Przed meczem ŁKS - Podbeskidzi Bielsko-Biała

W poprzednim sezonie oba zespoły - ŁKS i Podbeskiedzie Bielsko-Biała - broniły się przed spadkiem. Teraz chcą walczyć o ekstraklasę

Ostatnio łodzianie wygrali u siebie z Podbeskidziem 1:0, a w rewanżu przegrali 0:2. Od ostatniego meczu między tymi drużynami upłynęły tylko dwa miesiące, ale składy obu zespołów zmieniły się nie do poznania. Wśród gospodarzy szansę debiutu ma sześciu piłkarzy, w Podbeskidziu - aż 11.

Podczas przerwy letniej zespół z Bielska-Białej wzmocnili m.in. Adam Kompała, Paweł Sibik, Tomasz Fornalak i Grzegorz Pater. W składzie gości jest też Daniel Dubicki, przed laty piłkarz klubu z al. Unii.

Sponsorzy i kibice ŁKS liczą na doskonały początek sezonu w wykonaniu podopiecznych trenera Marka Chojnackiego. Po raz pierwszy od czterech lat zespół został poważnie wzmocniony, dlatego uważany jest za jednego z faworytów rozgrywek. W bramce na pewno zagra doświadczony Bogusław Wyparło. Na występ od pierwszej minuty mogą też liczyć Zdzisław Leszczyński i Rafał Niżnik, a do debiutu są też gotowi Lee Quaye, Maciej Nuckowski oraz Ireneusz Gortowski.

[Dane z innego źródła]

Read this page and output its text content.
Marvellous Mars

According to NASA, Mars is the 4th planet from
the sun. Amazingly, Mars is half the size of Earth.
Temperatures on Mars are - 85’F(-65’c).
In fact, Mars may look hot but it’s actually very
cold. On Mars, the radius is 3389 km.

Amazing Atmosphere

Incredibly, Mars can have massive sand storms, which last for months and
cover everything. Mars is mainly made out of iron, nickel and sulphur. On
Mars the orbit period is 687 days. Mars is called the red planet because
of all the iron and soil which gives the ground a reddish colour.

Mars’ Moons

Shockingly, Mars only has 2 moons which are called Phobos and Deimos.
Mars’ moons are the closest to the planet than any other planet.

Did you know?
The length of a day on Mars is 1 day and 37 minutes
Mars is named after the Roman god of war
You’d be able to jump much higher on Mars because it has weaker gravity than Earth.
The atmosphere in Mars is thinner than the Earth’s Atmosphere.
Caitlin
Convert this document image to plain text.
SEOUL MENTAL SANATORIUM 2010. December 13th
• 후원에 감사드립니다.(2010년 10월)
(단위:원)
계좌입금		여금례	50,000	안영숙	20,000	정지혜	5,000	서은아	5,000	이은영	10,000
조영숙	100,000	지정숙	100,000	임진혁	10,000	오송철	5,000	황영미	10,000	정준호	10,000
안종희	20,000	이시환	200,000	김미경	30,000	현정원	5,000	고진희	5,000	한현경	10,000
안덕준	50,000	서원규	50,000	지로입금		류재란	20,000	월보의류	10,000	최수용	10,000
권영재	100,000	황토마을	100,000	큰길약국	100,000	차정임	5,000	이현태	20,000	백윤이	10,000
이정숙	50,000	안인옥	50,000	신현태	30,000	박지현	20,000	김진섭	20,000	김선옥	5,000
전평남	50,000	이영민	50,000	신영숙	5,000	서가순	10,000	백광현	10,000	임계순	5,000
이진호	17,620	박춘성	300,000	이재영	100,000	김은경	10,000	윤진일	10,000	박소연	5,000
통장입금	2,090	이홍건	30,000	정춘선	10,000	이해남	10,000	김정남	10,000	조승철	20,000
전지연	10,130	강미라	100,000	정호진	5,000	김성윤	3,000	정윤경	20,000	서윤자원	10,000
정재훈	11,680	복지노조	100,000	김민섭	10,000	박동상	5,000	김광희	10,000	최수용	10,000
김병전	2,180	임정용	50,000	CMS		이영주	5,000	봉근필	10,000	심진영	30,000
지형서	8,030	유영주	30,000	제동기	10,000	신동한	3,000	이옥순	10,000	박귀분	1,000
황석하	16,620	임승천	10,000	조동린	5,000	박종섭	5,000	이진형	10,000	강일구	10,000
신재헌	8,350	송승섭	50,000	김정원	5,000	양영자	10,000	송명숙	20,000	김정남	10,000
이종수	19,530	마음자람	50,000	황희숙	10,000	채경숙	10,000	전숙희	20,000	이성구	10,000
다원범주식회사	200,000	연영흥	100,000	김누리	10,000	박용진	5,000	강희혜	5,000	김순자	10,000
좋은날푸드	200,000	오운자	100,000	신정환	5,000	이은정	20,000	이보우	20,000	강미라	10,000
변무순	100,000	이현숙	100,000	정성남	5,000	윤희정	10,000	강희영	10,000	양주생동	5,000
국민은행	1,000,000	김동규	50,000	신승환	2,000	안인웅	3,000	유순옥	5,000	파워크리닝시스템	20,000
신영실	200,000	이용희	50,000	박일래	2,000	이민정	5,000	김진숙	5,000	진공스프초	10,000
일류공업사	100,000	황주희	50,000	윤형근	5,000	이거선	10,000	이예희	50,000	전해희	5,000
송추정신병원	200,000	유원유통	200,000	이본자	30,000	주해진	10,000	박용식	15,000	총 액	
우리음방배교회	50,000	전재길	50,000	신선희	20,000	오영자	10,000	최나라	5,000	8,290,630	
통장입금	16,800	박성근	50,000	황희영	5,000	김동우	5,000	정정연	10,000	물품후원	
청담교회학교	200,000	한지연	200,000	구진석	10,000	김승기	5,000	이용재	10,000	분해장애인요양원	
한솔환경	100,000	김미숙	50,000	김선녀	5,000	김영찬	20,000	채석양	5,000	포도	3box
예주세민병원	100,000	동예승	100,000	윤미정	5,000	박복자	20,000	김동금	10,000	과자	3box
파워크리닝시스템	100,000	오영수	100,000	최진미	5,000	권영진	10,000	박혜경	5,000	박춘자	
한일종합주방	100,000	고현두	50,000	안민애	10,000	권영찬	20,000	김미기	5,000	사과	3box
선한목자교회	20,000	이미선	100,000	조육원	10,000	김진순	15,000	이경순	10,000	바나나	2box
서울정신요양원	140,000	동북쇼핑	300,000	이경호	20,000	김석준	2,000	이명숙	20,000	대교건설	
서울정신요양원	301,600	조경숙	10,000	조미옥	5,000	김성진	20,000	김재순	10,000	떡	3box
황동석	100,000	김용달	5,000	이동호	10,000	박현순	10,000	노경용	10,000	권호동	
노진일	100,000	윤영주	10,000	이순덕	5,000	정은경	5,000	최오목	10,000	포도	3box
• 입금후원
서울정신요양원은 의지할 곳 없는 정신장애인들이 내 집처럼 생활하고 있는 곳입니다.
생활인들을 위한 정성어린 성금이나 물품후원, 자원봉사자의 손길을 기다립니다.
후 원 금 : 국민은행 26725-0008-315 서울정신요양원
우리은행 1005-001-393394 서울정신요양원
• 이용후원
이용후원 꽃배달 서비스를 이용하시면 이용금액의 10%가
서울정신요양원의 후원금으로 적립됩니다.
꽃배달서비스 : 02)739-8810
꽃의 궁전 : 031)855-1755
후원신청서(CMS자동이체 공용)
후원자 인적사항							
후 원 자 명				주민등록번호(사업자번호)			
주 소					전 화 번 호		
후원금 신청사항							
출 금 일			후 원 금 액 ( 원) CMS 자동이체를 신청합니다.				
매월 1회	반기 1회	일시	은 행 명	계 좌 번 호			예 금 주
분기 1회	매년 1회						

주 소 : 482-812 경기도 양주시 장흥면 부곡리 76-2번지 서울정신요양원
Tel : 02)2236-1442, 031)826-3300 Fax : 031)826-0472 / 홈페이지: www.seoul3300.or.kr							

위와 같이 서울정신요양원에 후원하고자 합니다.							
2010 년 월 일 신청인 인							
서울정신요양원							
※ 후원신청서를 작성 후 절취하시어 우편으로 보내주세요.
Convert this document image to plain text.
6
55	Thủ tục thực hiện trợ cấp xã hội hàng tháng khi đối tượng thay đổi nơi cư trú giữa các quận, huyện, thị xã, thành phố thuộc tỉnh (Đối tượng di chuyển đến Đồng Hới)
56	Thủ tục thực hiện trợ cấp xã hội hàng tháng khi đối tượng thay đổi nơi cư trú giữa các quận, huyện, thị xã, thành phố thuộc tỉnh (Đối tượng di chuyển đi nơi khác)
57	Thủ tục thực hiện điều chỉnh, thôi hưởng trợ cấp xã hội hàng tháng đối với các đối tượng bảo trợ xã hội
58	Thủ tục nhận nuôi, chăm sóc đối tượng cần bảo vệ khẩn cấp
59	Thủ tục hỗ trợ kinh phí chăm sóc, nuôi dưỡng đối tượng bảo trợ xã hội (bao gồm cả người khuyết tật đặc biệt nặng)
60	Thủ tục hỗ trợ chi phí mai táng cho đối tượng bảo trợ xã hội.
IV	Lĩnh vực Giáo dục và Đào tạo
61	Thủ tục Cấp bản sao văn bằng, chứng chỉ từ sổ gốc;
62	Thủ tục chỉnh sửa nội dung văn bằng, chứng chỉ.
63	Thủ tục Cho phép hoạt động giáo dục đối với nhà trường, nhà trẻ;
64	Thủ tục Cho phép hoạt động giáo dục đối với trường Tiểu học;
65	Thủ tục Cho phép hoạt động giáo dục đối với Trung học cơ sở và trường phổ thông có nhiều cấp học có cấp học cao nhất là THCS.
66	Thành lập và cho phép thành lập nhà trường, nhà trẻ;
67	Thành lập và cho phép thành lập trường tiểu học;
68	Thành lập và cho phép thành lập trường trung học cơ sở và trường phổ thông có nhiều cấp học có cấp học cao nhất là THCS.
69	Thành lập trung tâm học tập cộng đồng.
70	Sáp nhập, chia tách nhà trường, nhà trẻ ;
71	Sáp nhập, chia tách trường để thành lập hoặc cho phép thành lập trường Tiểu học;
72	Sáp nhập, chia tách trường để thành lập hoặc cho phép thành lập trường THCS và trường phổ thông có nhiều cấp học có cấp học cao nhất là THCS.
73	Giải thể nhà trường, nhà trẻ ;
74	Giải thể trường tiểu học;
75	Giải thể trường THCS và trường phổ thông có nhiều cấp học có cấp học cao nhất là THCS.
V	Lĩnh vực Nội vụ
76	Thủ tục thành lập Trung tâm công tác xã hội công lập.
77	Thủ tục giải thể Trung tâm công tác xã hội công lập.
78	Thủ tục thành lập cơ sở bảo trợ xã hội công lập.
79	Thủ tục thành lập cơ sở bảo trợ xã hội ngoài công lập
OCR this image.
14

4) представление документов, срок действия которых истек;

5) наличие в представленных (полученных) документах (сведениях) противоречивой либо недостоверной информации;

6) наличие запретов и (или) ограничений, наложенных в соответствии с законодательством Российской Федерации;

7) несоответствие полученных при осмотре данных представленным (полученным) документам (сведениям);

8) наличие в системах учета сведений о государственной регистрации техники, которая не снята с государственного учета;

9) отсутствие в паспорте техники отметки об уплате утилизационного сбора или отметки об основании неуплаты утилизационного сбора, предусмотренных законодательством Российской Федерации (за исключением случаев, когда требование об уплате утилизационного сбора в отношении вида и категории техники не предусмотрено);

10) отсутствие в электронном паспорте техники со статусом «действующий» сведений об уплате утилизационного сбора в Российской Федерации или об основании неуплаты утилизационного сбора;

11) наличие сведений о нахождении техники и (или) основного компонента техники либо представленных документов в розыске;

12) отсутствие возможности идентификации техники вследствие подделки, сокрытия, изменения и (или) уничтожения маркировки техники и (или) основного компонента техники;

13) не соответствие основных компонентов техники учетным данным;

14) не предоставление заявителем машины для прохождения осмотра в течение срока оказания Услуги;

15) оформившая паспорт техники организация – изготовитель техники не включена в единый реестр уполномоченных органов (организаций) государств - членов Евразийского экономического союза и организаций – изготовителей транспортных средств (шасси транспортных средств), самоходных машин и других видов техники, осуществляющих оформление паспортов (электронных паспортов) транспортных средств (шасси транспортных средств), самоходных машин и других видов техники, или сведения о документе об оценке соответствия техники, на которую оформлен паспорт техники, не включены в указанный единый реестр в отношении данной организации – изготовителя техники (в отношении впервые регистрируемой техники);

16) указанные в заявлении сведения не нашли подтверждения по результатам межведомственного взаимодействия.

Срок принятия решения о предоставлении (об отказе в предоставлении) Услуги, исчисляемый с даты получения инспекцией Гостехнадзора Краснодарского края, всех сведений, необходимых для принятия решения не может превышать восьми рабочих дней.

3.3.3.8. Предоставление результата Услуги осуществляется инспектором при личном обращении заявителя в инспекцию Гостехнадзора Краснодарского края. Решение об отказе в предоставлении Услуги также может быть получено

Piotr Lelental, nowy wiceprezes SSA ŁKS, zapowiada, że przed meczem czekają na kibiców też nie lada atrakcje. Piłkarze rzucą w trybuny 11 piłek z autografami. - Innych niespodzianek na razie nie chcę zdradzić - mówi Lelental.

Wczoraj listonosz przyniósł do klubu list od kibica nr 1 ŁKS - premiera Marka Belki. Szef rządu pogratulował działaczom przedsezonowych transferów, a piłkarzom życzył sukcesów.